Article Content

This study included the use of multiple methods to explore sexual concerns after an ICD. A multimethod component design, specifically a complementarity design, was used in this study. In phase 1, a retrospective descriptive method was used to determine issues and concerns, educational needs, and demographic information from persons with an ICD and their partners. A descriptive survey was chosen for the initial phase of the study to obtain a diverse sample and representative views of the population. The questionnaire was anonymous, increasing the likelihood that ICD patients and their partners would respond to questions of a personal nature. This approach allowed comparison of questionnaire responses to what is known about sexual activity after an ICD implantation and to determine if sexual concerns are addressed by health professionals. Important concepts and concerns revealed in this preliminary data analysis were further explored in the second phase of study. The information gained in phase I provided information about issues and concerns of importance to patients and their partners. The interviews conducted in phase 2 built upon the information gained in phase I and explored reasons for expressed concerns. The information gained should guide future patient education interventions and research.


Sample and Setting

Permission was obtained from the support group coordinator and medical director of two electrophysiology programs for use of support group lists. IRB approval was obtained prior to implementation of the study protocol. Consent was assumed by return of the anonymous questionnaire. Subjects were assured that participation in the study would not affect current or future support group participation.

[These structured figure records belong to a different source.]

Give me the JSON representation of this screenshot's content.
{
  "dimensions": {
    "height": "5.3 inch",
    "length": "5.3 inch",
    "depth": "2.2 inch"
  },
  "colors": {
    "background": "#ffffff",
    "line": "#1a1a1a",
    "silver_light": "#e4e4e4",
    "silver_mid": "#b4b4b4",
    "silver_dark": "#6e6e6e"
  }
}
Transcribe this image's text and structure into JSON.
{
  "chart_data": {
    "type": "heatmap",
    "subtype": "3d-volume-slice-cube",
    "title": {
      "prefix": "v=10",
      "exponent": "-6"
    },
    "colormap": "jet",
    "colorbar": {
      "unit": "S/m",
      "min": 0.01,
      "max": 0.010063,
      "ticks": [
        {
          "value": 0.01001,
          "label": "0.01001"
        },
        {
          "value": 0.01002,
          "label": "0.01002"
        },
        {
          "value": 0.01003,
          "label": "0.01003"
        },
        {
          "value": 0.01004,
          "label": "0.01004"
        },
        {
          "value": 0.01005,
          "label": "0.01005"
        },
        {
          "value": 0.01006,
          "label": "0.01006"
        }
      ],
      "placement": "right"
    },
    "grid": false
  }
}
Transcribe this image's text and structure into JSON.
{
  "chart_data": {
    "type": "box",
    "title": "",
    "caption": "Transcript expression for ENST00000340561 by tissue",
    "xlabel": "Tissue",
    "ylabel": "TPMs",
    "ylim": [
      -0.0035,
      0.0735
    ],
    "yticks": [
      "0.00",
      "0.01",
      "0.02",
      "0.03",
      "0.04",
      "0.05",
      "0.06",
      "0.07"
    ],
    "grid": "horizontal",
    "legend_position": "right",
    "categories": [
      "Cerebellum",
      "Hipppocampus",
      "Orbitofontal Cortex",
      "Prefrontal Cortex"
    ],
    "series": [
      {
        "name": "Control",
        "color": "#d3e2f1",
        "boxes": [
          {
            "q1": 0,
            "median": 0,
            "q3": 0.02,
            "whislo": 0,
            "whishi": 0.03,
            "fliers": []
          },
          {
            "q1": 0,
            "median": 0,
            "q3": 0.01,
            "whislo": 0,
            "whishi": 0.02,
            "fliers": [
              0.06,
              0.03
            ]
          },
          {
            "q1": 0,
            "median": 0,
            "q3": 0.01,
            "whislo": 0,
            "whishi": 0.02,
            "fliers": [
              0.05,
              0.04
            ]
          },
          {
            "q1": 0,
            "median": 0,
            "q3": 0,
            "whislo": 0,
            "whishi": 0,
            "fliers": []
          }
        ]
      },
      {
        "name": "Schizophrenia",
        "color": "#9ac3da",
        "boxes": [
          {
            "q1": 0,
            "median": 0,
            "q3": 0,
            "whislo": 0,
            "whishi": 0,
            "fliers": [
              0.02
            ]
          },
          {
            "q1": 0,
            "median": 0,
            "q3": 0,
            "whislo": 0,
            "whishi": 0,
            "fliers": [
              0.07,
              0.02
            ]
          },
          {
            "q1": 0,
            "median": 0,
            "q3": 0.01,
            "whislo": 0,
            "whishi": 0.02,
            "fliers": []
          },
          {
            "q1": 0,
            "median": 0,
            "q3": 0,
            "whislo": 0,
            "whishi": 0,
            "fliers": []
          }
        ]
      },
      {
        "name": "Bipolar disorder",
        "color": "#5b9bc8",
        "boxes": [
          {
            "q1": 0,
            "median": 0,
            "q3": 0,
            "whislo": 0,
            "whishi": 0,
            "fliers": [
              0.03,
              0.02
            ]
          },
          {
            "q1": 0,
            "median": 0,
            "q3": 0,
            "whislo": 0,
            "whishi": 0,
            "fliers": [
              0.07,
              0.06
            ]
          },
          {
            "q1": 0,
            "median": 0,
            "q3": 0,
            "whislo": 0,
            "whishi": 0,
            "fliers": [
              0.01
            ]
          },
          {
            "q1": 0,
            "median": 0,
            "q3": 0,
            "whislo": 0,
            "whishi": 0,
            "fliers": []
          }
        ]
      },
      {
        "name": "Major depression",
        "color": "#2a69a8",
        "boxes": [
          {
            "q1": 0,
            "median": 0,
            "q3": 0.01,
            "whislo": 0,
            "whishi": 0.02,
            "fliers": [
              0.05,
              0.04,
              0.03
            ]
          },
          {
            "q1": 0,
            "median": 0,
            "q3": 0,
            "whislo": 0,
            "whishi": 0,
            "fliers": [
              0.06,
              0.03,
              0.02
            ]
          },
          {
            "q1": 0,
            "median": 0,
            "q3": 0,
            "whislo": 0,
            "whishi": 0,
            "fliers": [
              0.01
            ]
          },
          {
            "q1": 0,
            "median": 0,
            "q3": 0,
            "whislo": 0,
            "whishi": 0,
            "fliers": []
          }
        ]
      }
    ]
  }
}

A questionnaire was mailed to all 391 members of two support groups. Also enclosed was a partner questionnaire that the support group member was asked to share with his or her partner, if applicable. After allowing for postal delivery problems (n = 12), deaths (n = 11), and removal of the ICD (n = 1), the accessible population was 367 patients. The final sample included 82 patients and 47 partners.


Demographic data revealed that ICD patients were largely male (73%, n = 60), Caucasian (96%, n = 77), married (71%, n = 58), lived with a partner (68%, n = 56) and in their own home (54%, n = 44). Most participants had either completed high school (38%, n = 31), some college or trade school (39%, n = 32), or had completed college or a master's degree (19%, n = 16). Many were retired from their jobs (56%, n = 46) or working full time (23%, n = 19). Mean age was 65 years, although age of participants ranged from 20 to 85 years. The mean length of time with ICD was 3.5 years, ranging from less than a year to 12 years for this sample. Fifty-four percent (n = 43) revealed the ICD had fired, with some experiencing ICD firing in the last year (n = 16). For patients whose ICD had fired, they reported 0 to 100 firings with a mean of 5.61; eight subjects reported the ICD had fired only once in the last year. Partners were largely female (77%, n = 36), Caucasian (94%, n = 43), and had completed high school (38%, n = 18), some college or trade school (32%, n = 15), or college/ master's degree (19%, n = 9). Mean age of partners was 61 years with a range of 21-86.


Instrument and Data Collection

Questionnaires were reviewed for content validity by three registered nurses experienced in electrophysiology, two of whom are coordinators of ICD support groups and one who educates patients and staff members about the device. Reading level for ICD patient and partner questionnaires was between the 7th- and 8th-grade level. The questionnaires included demographic information, type of patient education received (if any), incidence of sexual problems or concerns, frequency of the ICD firing during sex, and other sexual issues and concerns. Questions were primarily closed-ended and included checklists from which participants selected items relevant to their ICD experience. Five items used a rating scale (never, rarely, occasionally, frequently) for sexual problems or concerns. These items included lack of interest in sex after the ICD, problems with erection after the ICD, overprotectiveness of the partner, and fears related to the ICD firing or not firing. Open-ended questions were used to allow participants to more fully describe their experiences.


Data Analysis

Demographic and study data were analyzed using descriptive statistics. Pearson's r product moment correlations were used to determine relationships among study variables, with an alpha set at 0.05.